A minha memória é um guarda-roupa tão inverossímil que não sei mais se realmente vivi ou sonhei o que ele contém.
Charles Chaplin foi um dos grandes ícones do cinema e, quanto a isso, não existem dúvidas. Preferências à parte, seus filmes são comentados e estudados até hoje, seja para dar boas risadas, explicar algum conceito sociológico ou explorar elementos cinematográficos.
Mas, se já sabemos tanto sobre a sua vida enquanto astro hollywoodiano, que tal falar um pouco sobre seu encontro com a morte? Essa é a premissa de A Última Dança de Chaplin, livro de Fabio Stassi publicado no Brasil pela Editora Intrínseca.
Stassi é um autor italiano, considerado um dos mais talentosos de seu país. Nessa publicação, ele combina elementos reais a cenários fictícios, em que o intérprete de Carlitos revela quem é longe das suas máscaras teatrais.
A história começa com uma espécie de roteiro entre Chaplin e a Morte.
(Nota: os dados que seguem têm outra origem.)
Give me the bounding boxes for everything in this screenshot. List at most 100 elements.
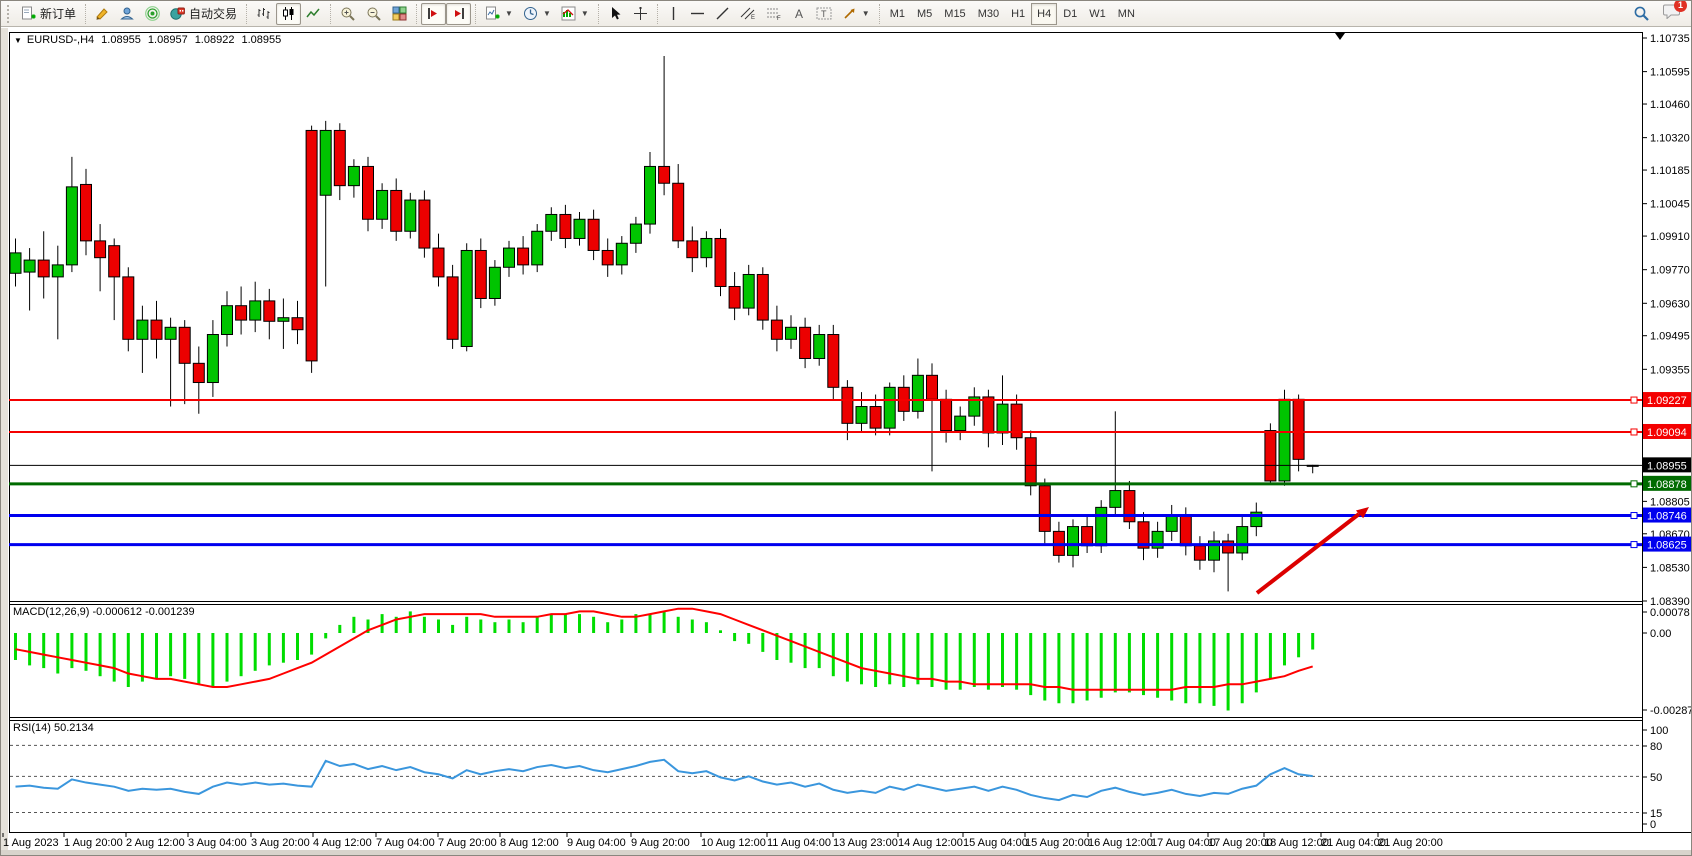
periods-button[interactable]: ▼	[518, 3, 556, 25]
trend-arrow-head	[1355, 507, 1369, 519]
candle-bullish	[1067, 526, 1079, 556]
chart-shift-icon	[451, 6, 466, 21]
axis-top-border	[9, 832, 1691, 833]
toolbar-separator	[85, 3, 87, 24]
dropdown-caret-icon: ▼	[505, 9, 513, 18]
candle-bearish	[1222, 540, 1235, 554]
chart-symbol-period: EURUSD-,H4	[26, 34, 95, 46]
line-chart-button[interactable]	[301, 3, 326, 25]
candle-bearish	[940, 398, 953, 432]
time-label: 18 Aug 12:00	[1264, 837, 1329, 849]
candlestick-chart-icon	[281, 6, 296, 21]
equidistant-channel-tool-button[interactable]: E	[735, 3, 761, 25]
candle-bullish	[954, 415, 967, 432]
community-button[interactable]	[115, 3, 140, 25]
text-label-icon: T	[816, 6, 832, 21]
timeframe-button-h4[interactable]: H4	[1031, 2, 1058, 25]
candle-bearish	[714, 237, 727, 287]
candle-bullish	[347, 165, 360, 187]
cursor-icon	[608, 6, 623, 21]
candle-bullish	[531, 230, 544, 266]
timeframe-button-m1[interactable]: M1	[884, 3, 911, 25]
candle-bullish	[136, 319, 149, 340]
main-bottom-border[interactable]	[9, 601, 1642, 602]
timeframe-button-m5[interactable]: M5	[911, 3, 938, 25]
zoom-out-button[interactable]	[361, 3, 387, 25]
price-tick-label: 1.10460	[1650, 99, 1690, 111]
notifications-button[interactable]: 1	[1663, 1, 1687, 24]
line-handle[interactable]	[1630, 480, 1638, 488]
trendline-tool-button[interactable]	[710, 3, 735, 25]
candle-bearish	[728, 285, 741, 309]
time-label: 13 Aug 23:00	[833, 837, 898, 849]
candle-bearish	[291, 317, 304, 331]
rsi-line	[15, 758, 1313, 802]
indicators-button[interactable]: ▼	[556, 3, 594, 25]
timeframe-button-mn[interactable]: MN	[1112, 3, 1141, 25]
crosshair-tool-button[interactable]	[628, 3, 653, 25]
price-badge	[1643, 536, 1691, 552]
line-handle[interactable]	[1630, 428, 1638, 436]
bar-chart-icon	[256, 6, 271, 21]
candle-bullish	[700, 237, 713, 259]
candle-bullish	[813, 334, 826, 360]
chart-shift-button[interactable]	[446, 2, 472, 25]
rsi-tick-label: 15	[1650, 808, 1662, 820]
timeframe-button-h1[interactable]: H1	[1005, 3, 1031, 25]
candle-bullish	[1151, 530, 1164, 549]
timeframe-button-w1[interactable]: W1	[1083, 3, 1112, 25]
candle-bullish	[911, 374, 924, 412]
candle-bearish	[122, 276, 135, 340]
bar-chart-button[interactable]	[251, 3, 276, 25]
trendline-icon	[715, 6, 730, 21]
arrow-objects-icon	[842, 6, 857, 21]
candle-bullish	[855, 406, 868, 424]
trend-arrow-annotation[interactable]	[1255, 512, 1361, 595]
macd-bottom-border[interactable]	[9, 717, 1642, 718]
text-tool-button[interactable]: A	[787, 3, 811, 25]
text-label-tool-button[interactable]: T	[811, 3, 837, 25]
vertical-line-tool-button[interactable]	[662, 3, 685, 25]
timeframe-button-m30[interactable]: M30	[972, 3, 1005, 25]
auto-trading-label: 自动交易	[189, 7, 238, 21]
time-label: 17 Aug 20:00	[1208, 837, 1273, 849]
auto-scroll-button[interactable]	[421, 2, 447, 25]
toolbar-grip[interactable]	[7, 4, 12, 23]
candle-bearish	[756, 273, 769, 321]
time-label: 17 Aug 04:00	[1151, 837, 1216, 849]
fibonacci-tool-button[interactable]: F	[761, 3, 787, 25]
candle-bullish	[460, 249, 473, 348]
candle-bullish	[376, 189, 389, 220]
arrows-tool-button[interactable]: ▼	[837, 3, 875, 25]
line-handle[interactable]	[1630, 396, 1638, 404]
auto-trading-icon	[170, 6, 185, 21]
candle-bearish	[770, 319, 783, 340]
chart-shift-marker[interactable]	[1335, 33, 1345, 40]
tile-windows-button[interactable]	[387, 3, 412, 25]
crosshair-icon	[633, 6, 648, 21]
candle-bullish	[249, 300, 262, 321]
horizontal-line-tool-button[interactable]	[685, 3, 710, 25]
timeframe-button-d1[interactable]: D1	[1057, 3, 1083, 25]
chart-menu-triangle-icon[interactable]: ▼	[14, 36, 22, 45]
search-button[interactable]	[1628, 3, 1655, 25]
candlestick-chart-button[interactable]	[276, 2, 302, 25]
candle-bearish	[672, 182, 685, 242]
ohlc-open: 1.08955	[101, 34, 141, 46]
candle-bullish	[488, 266, 501, 299]
zoom-in-button[interactable]	[335, 3, 361, 25]
chart-window-background	[1, 28, 1691, 855]
candle-bearish	[686, 240, 699, 259]
line-handle[interactable]	[1630, 512, 1638, 520]
candle-bullish	[1165, 514, 1178, 532]
time-label: 1 Aug 20:00	[64, 837, 123, 849]
signals-button[interactable]	[140, 3, 165, 25]
cursor-tool-button[interactable]	[603, 3, 628, 25]
timeframe-button-m15[interactable]: M15	[938, 3, 971, 25]
line-handle[interactable]	[1630, 541, 1638, 549]
new-order-button[interactable]: 新订单	[16, 3, 81, 25]
new-chart-button[interactable]: ▼	[480, 3, 518, 25]
metaeditor-button[interactable]	[90, 3, 115, 25]
auto-trading-button[interactable]: 自动交易	[165, 3, 242, 25]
O ator já passou dos 80 anos e (de acordo com a profecia que ouviu de uma cartomante quando ainda era jovem e desafortunado) aquela deveria ser a noite em que se despediria do mundo. Contudo, depois de fazer a ceifadora rir, Chaplin propõe um acordo: ela permite que ele continue vivo e pode retornar a cada Natal, mas só levará sua alma se não der uma única risada sincera nesses encontros.
A Morte concorda e, na próxima página, o ritmo da história já é outro. Agora, estamos acompanhando uma narração em primeira pessoa, em que o próprio Chaplin conta a seu filho, Christopher James, sobre o acordo com a Morte e a sensação de que seu fim está se aproximando.
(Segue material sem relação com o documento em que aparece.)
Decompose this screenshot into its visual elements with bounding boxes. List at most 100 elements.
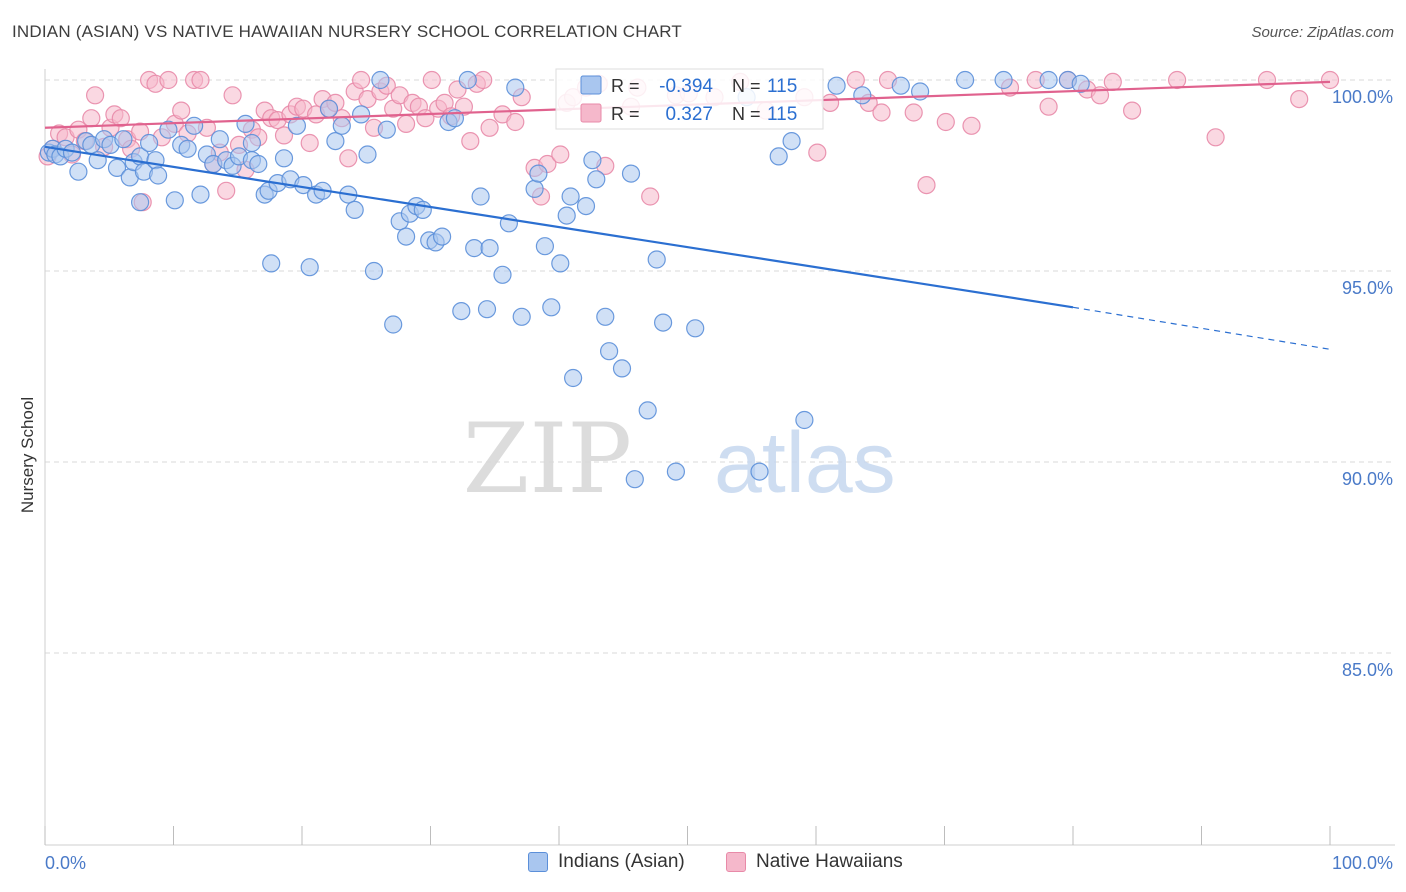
indians-asian-point-13: [114, 130, 133, 149]
indians-asian-point-40: [262, 254, 281, 273]
native-hawaiians-point-85: [641, 187, 660, 206]
native-hawaiians-point-93: [820, 93, 840, 113]
indians-asian-point-22: [159, 120, 178, 139]
watermark-atlas: atlas: [714, 415, 896, 511]
indians-asian-point-78: [506, 78, 525, 97]
watermark-zip: ZIP: [463, 403, 632, 515]
indians-asian-point-49: [319, 99, 339, 118]
trend-line-indians-asian-extension: [1072, 306, 1331, 350]
x-tick-label-0: 0.0%: [45, 853, 86, 873]
indians-asian-point-103: [769, 147, 788, 166]
indians-asian-point-72: [465, 239, 484, 258]
indians-asian-point-59: [384, 315, 403, 334]
indians-asian-point-80: [525, 179, 544, 198]
legend-blue-r-value: -0.394: [659, 76, 713, 97]
indians-asian-point-51: [332, 116, 351, 135]
indians-asian-point-58: [377, 120, 396, 139]
legend-item-native-hawaiians[interactable]: Native Hawaiians: [726, 851, 903, 873]
indians-asian-point-99: [666, 462, 686, 481]
native-hawaiians-point-57: [397, 114, 416, 134]
indians-asian-point-91: [596, 307, 615, 326]
indians-asian-point-27: [191, 185, 210, 204]
indians-asian-point-6: [69, 162, 88, 181]
y-tick-label-0: 85.0%: [1342, 660, 1393, 680]
indians-asian-point-53: [345, 200, 364, 219]
native-hawaiians-point-110: [1167, 70, 1187, 90]
trend-line-indians-asian: [44, 145, 1074, 309]
native-hawaiians-point-30: [223, 86, 242, 105]
native-hawaiians-point-67: [461, 132, 480, 151]
native-hawaiians-point-20: [159, 70, 178, 90]
native-hawaiians-point-94: [846, 70, 865, 90]
native-hawaiians-point-96: [872, 103, 891, 122]
indians-asian-point-106: [827, 76, 846, 95]
indians-asian-point-56: [364, 261, 384, 281]
indians-asian-point-105: [795, 410, 814, 430]
x-tick-label-1: 100.0%: [1332, 853, 1393, 873]
indians-asian-point-71: [458, 70, 477, 90]
legend-blue-swatch: [580, 75, 602, 95]
indians-asian-point-107: [853, 86, 872, 105]
indians-asian-point-92: [599, 342, 619, 361]
legend-pink-r-label: R =: [611, 104, 640, 124]
legend-pink-n-label: N =: [732, 104, 761, 124]
indians-asian-point-42: [274, 149, 294, 168]
indians-asian-point-18: [131, 193, 150, 212]
legend-label-indians-asian: Indians (Asian): [558, 851, 685, 872]
indians-asian-point-21: [149, 166, 168, 185]
indians-asian-point-37: [249, 154, 268, 174]
native-hawaiians-point-101: [962, 116, 981, 135]
watermark: ZIP atlas: [463, 403, 896, 515]
indians-asian-point-19: [140, 133, 159, 153]
native-hawaiians-point-25: [191, 70, 210, 90]
indians-asian-point-110: [955, 70, 975, 90]
indians-asian-point-35: [242, 133, 261, 153]
indians-asian-point-34: [236, 114, 255, 134]
indians-asian-point-55: [358, 145, 377, 164]
legend-blue-n-value: 115: [767, 76, 797, 97]
axes: [44, 69, 1395, 846]
indians-asian-point-93: [612, 359, 632, 378]
native-hawaiians-point-109: [1122, 101, 1142, 120]
native-hawaiians-point-112: [1257, 70, 1277, 90]
legend-pink-n-value: 115: [767, 104, 797, 125]
indians-asian-point-114: [1071, 74, 1090, 93]
legend-bottom: Indians (Asian) Native Hawaiians: [0, 851, 1406, 879]
legend-blue-n-label: N =: [732, 76, 761, 96]
native-hawaiians-point-72: [506, 112, 525, 132]
indians-asian-point-98: [653, 313, 673, 332]
indians-asian-point-85: [557, 206, 576, 225]
indians-asian-point-44: [287, 116, 306, 135]
tick-labels: 85.0% 90.0% 95.0% 100.0% 0.0% 100.0%: [45, 87, 1393, 873]
native-hawaiians-point-114: [1320, 70, 1340, 90]
indians-asian-point-73: [471, 187, 490, 206]
indians-asian-point-86: [561, 187, 580, 206]
native-hawaiians-point-108: [1103, 72, 1122, 92]
indians-asian-point-112: [1039, 70, 1058, 90]
indians-asian-point-82: [535, 237, 555, 256]
indians-asian-point-95: [625, 470, 644, 489]
indians-asian-point-61: [397, 227, 416, 246]
native-hawaiians-point-42: [300, 133, 319, 153]
indians-asian-point-104: [782, 132, 801, 151]
indians-asian-point-70: [452, 302, 471, 321]
native-hawaiians-point-61: [422, 70, 441, 90]
native-hawaiians-point-8: [85, 86, 105, 105]
indians-asian-point-25: [178, 139, 197, 158]
legend-top: R = -0.394 N = 115 R = 0.327 N = 115: [555, 68, 824, 130]
indians-asian-point-102: [750, 462, 769, 481]
native-hawaiians-point-7: [82, 109, 101, 128]
y-tick-label-3: 100.0%: [1332, 87, 1393, 107]
indians-asian-point-75: [480, 239, 499, 258]
indians-asian-point-88: [576, 197, 596, 216]
indians-asian-point-74: [477, 300, 497, 319]
indians-asian-point-23: [165, 191, 184, 210]
native-hawaiians-point-29: [217, 181, 236, 200]
native-hawaiians-point-38: [274, 126, 294, 145]
chart-title: INDIAN (ASIAN) VS NATIVE HAWAIIAN NURSER…: [12, 22, 683, 41]
indians-asian-point-81: [529, 164, 548, 183]
native-hawaiians-point-50: [352, 70, 371, 90]
legend-item-indians-asian[interactable]: Indians (Asian): [528, 851, 685, 873]
legend-pink-swatch: [580, 103, 602, 123]
legend-swatch-pink: [726, 852, 746, 872]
Através de uma carta, o ator entrega a Christopher todos os segredos de sua carreira. De aventuras em navios a romances proibidos, conhecemos as dificuldades financeiras e planos ardilosos que o transformaram de um menino pobre, criado entre artistas itinerantes, a uma das maiores estrelas do cinema.
Os capítulos seguem como uma conversa informal entre pai e filho – mesmo que só um deles, Chaplin, apareça. Ao longo da história, surgem algumas imagens importantes da vida do Vagabundo: mímicos que gostavam de contar histórias nos bastidores do circo; o seu primeiro amor por uma jovem dançarina; uma viagem conturbada a Nova York e sua jornada como um nômade, trabalhando em uma vidraçaria, uma loja de animais empalhados e até em uma academia de boxe.
Em determinados pontos, os capítulos são interrompidos para que o roteiro entre Chaplin e a Morte se apresente mais uma vez, mostrando como ele conseguiu encantá-la (ou enganá-la) durante alguns anos.
A Última Dança de Chaplin prevalece alguns aspectos da vida do ator, mostrando-o como um apaixonado pela carreira, pelas pessoas e, principalmente, pela vida. Com um enredo desses, o livro tinha tudo para dar certo, ainda mais se adicionarmos a importância que o livro dá às mudanças proporcionadas pelo cinema (um deleite para os fãs da sétima arte), o belíssimo design da capa e, é claro, o próprio nome de Chaplin, que criava grandes expectativas em relação ao conteúdo das páginas.
Contudo, a narrativa é um pouco lenta e acaba quebrando a magia para o leitor. A proposta de aliar fatos e ficção é incrível, mas não conseguiu se materializar tão bem quanto o esperado e – confesso – acabou deixando a desejar.
Em termos de conteúdo visual, o livro é muito profissional, mas a forma como os elementos são apresentados possui muitos rodeios e exageros narrativos, que se tornam forçados durante a leitura. Outro ponto crucial é que, enquanto o Chaplin personagem (aquele que realmente age e possui o discurso direto na narrativa) se apresenta muito carismático, o Chaplin narrador (que está contando a história da sua juventude) é um pouco egocêntrico e desagradável – como se fossem duas pessoas diferentes. Esse jogo de personalidades, em vez de instigar e brincar com as percepções do leitor, tira todo o encantamento da história.
Portanto, A Última Dança de Chaplin não é tudo o que se espera – principalmente se você o recebe com a expectativa de acompanhar uma bela valsa e acaba saindo com alguns calos no pé. Para a nossa sorte (e de Chaplin), seus movimentos continuam eternizados nas películas e são eles que devem realmente nos conduzir.